FIGURE 1.

FBS activates cPLA2α and induces LD biogenesis in the presence of BAPTA-AM or U73122. A, Ca²⁺ responses of serum-starved, fura-2/AM-loaded CHO-K1 cells under control conditions (continuous line) or after pretreatment with 45 μm BAPTA-AM (circles) or 10 μm U73122 (triangles) for 30 min before fluorescence measurements were started. At the time indicated, 7.5% FBS was added. B and C, Western blots of serum-starved CHO-K1 pretreated with 45 μm BAPTA-AM or 10 μm U73122 during 30 min and then stimulated with 7.5% FBS for 15 min (B) or 6 h (C).
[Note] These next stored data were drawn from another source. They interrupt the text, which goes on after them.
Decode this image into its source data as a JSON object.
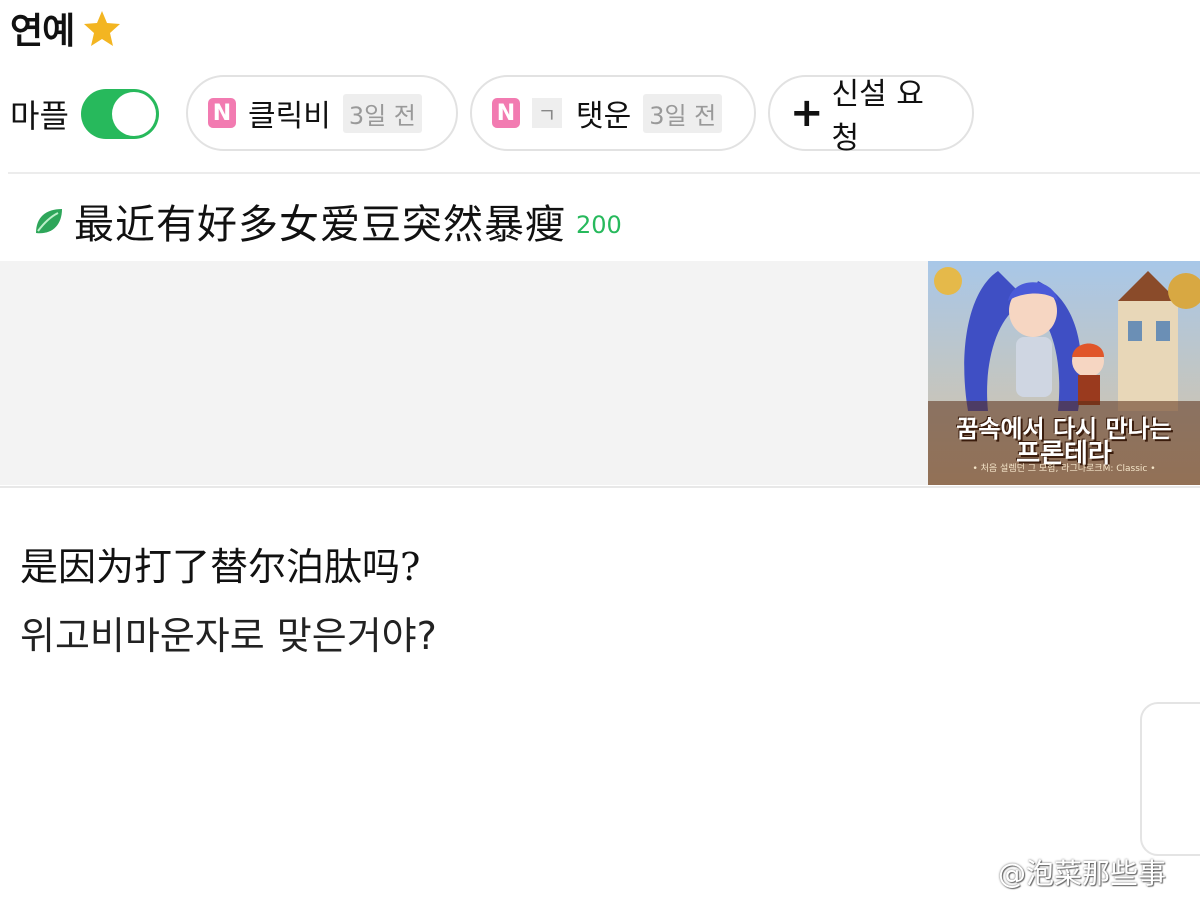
{
  "header": {
    "category": "연예",
    "star_icon": "star-icon"
  },
  "toolbar": {
    "mafeul_label": "마플",
    "toggle_on": true,
    "chips": [
      {
        "badge": "N",
        "label": "클릭비",
        "time": "3일 전"
      },
      {
        "badge": "N",
        "sub_badge": "ㄱ",
        "label": "탯운",
        "time": "3일 전"
      }
    ],
    "new_request": {
      "plus": "+",
      "label": "신설 요청"
    }
  },
  "post": {
    "title": "最近有好多女爱豆突然暴瘦",
    "count": "200",
    "leaf_icon": "leaf-icon",
    "body_line1": "是因为打了替尔泊肽吗?",
    "body_line2": "위고비마운자로 맞은거야?"
  },
  "ad": {
    "line1": "꿈속에서 다시 만나는",
    "line2": "프론테라",
    "line3": "• 처음 설렘던 그 모험, 라그나로크M: Classic •"
  },
  "watermark": {
    "text": "@泡菜那些事"
  },
  "colors": {
    "accent_green": "#27b95c",
    "badge_pink": "#f27bb1"
  }
}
D, cPLA₂ activity measured after the radioactivity was released to the medium of serum-starved CHO-K1 cells that had been prelabeled during 24 h with 0.5 μCi/ml [³H]arachidonic acid, then washed, and treated with 45 μm BAPTA-AM, 10 μm U73122, and/or 10 μm MAFP for 30 min before a 15-min stimulation with 7.5% FBS. E, indirect quantification of LD in serum-starved CHO-K1 cells that had been pretreated for 30 min with 10 μm U73122 and/or MAFP and then stimulated with 7.5% FBS for 6 h. Cells were fixed and stained with Nile red to quantify LD by flow cytometry. Fluorescence intensities in FL1 were quantified as the median values of each event distribution. Results in C and D are means ± S.E. of three independent experiments. *, significantly different (p < 0.01) from controls.